The House at the End of Hope Street - By Menna van Praag Page 0,79

The characters on the crockery are suspended in the poses they were in when Harry sat down at the table. On Peggy’s plate Rumpelstiltskin is lifting the Lady of Shallot’s skirt above her head. On Harry’s, the Red Queen is engaging in a little light bondage with Dopey. They’ve been spending nearly every night with each other recently. Peggy doesn’t care anymore about the rule against overnight visitors. If the forbidden room is locking her out, if the house is ignoring her, then she will jolly well ignore it in return. If she’s going to be selfless and sacrifice the remaining days of her life to the house, then she’ll also be selfish and cram in all the mortal joy she possibly can while she’s still breathing.

“It hasn’t been that long.” He takes another bite of cake, while Peggy licks the cream off her fork. “Are you sure?”

“Yes,” Peggy says, “quite sure.” The desire to run away with him swells up but with some effort she pushes it down again.

“I don’t understand.” Harry takes her hand. “You’ve given up everything to be here, to do this. You haven’t had a husband or a family—”

“These girls are my family, they’re my daughters,” Peggy says, wanting to end the conversation.

“But they leave after ninety-nine days, which isn’t quite the same, is it?”

“It’s always suited me fine,” Peggy lies. “I told you that.”

“I’m not going to drop it, Peg. I know you’re hiding things from me. What about that door, the one that won’t open?”

“It’s just stuck.”

Harry, who has tried several times to pry open the door with a crowbar, knows this isn’t true. “I love you, Peg, so I’ve accepted your lifestyle. But it’s different now. Something’s changed—you want to leave, I can feel it.”

“Don’t.” Peggy holds up her hand to stop him, but Harry just enfolds it between his hands and places it on his chest, not letting her go.

After Harry has gone home, Peggy finds a hammer in a long-forgotten cake tin (along with a very moldy piece of cake).
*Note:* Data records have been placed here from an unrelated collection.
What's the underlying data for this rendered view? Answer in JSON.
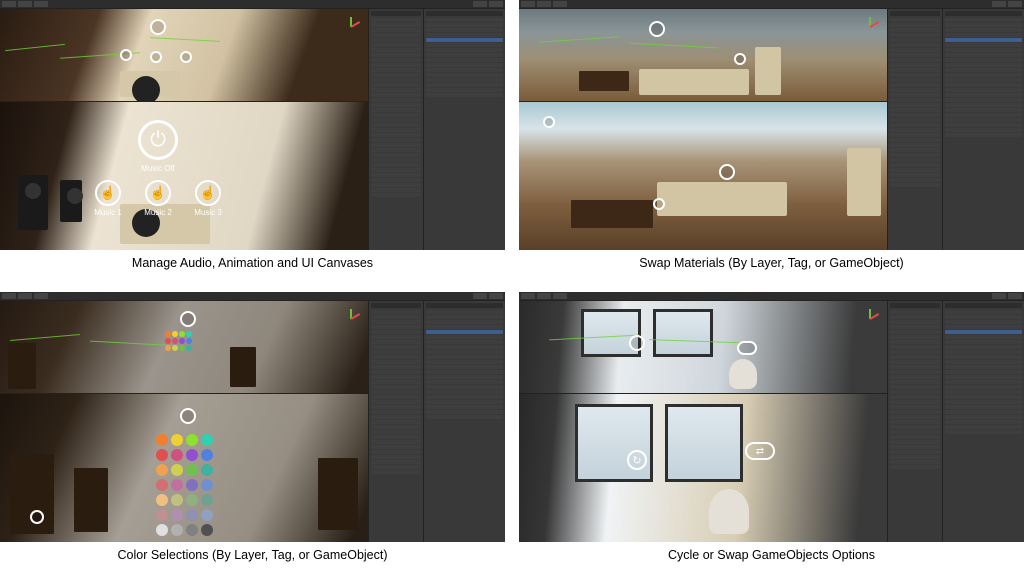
{
  "captions": {
    "audio": "Manage Audio, Animation and UI Canvases",
    "materials": "Swap Materials (By Layer, Tag, or GameObject)",
    "colors": "Color Selections (By Layer, Tag, or GameObject)",
    "gameobjects": "Cycle or Swap GameObjects Options"
  },
  "scene_audio": {
    "power_label": "Music Off",
    "buttons": [
      "Music 1",
      "Music 2",
      "Music 3"
    ]
  },
  "palette": [
    "#f08030",
    "#f0d030",
    "#90e030",
    "#30d0b0",
    "#e05050",
    "#d05080",
    "#9050d0",
    "#5080e0",
    "#f0a050",
    "#d0d050",
    "#70c050",
    "#40b0a0",
    "#d07070",
    "#c070a0",
    "#8070c0",
    "#7090d0",
    "#f0c080",
    "#c0c080",
    "#90b080",
    "#70a090",
    "#c09090",
    "#b090b0",
    "#9090b0",
    "#90a0c0",
    "#e0e0e0",
    "#b0b0b0",
    "#808080",
    "#505050"
  ]
}
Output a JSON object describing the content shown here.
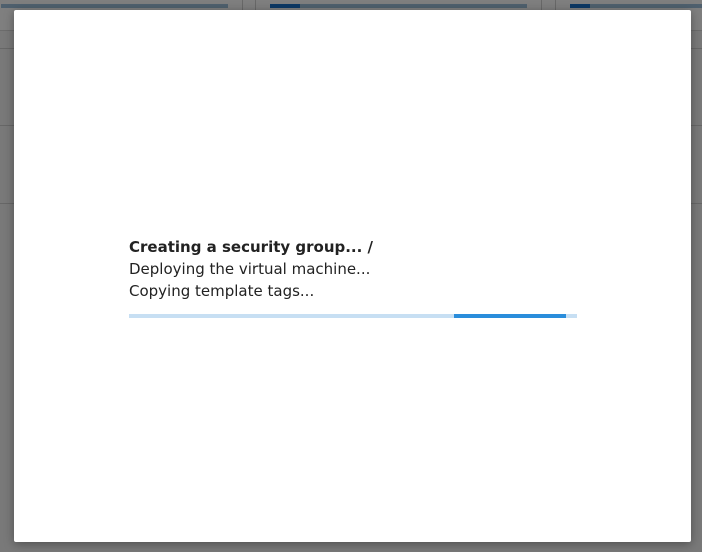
{
  "dialog": {
    "current_step": "Creating a security group... /",
    "steps": [
      "Deploying the virtual machine...",
      "Copying template tags..."
    ],
    "progress": {
      "state": "indeterminate",
      "segment_start_fraction": 0.725,
      "segment_end_fraction": 0.975
    }
  },
  "colors": {
    "overlay": "#7a7a7a",
    "dialog_bg": "#ffffff",
    "text": "#222222",
    "progress_track": "#c7dff3",
    "progress_fill": "#2a8ddb"
  }
}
She’s decided to take drastic action; waiting clearly hasn’t worked, so she’s going to resort to brute force. She lifts the hammer high over the door handle and brings it down hard. This makes a little dent in the gold-plated knob, but nothing more. So she does it again.

Downstairs, in the living room, Carmen stops playing and wonders at the rhythmic banging above her, which is punctuated ten minutes later by an exasperated scream.

Alba lies in bed, unable to sleep. She’d been practicing with Carmen earlier, testing out the first verse of their song. They’d agreed it was okay, but far from brilliant. Finally she’d come to bed and picked up Chocolates for Breakfast, curious to see why Zoë loved it so much. Now that she’s finished it, the book lies next to her, open at one of its most well-thumbed pages, and Alba is a little nervous.

She looks back at the book, thinking about its sensual scenes. Is it ridiculous that she’s never touched herself before? Surely it’s something she should have done at puberty, but she was just too self-conscious. Every time she got the urge, she blushed. Alba’s never read anything as sexy as this before and the parallels of the book’s plot with her own life are shocking: the protagonist is a rich teenager with a crush on her teacher. Alba wonders if Zoë might be psychic.

Tentatively, Alba picks up the book again. She glances down at her tiny breasts under her T-shirt, studying them, then takes a deep breath and slowly begins to stroke her hand along her body, her touch as light and soft as the cotton. Alba shivers a little. She slides her hand along her ribs, gathering her T-shirt until it settles in folds over her belly. She licks a finger and strokes it across her skin as the lights in her room begin to flicker.

Air rushes through the pipes, rattling as Alba gasps. Soon every wall of every room in the house trembles, shaking the photographs in their frames so that eight hundred and twenty-one women giggle. Whispers on the lips of every woman rush along the corridors. As Alba’s body contracts, every light in the house flickers and every flower of the midnight glory bursts open. Every fuse in the house blows. And then, one by one, the streetlamps on Hope Street explode, scattering thousands of golden sparks into the night.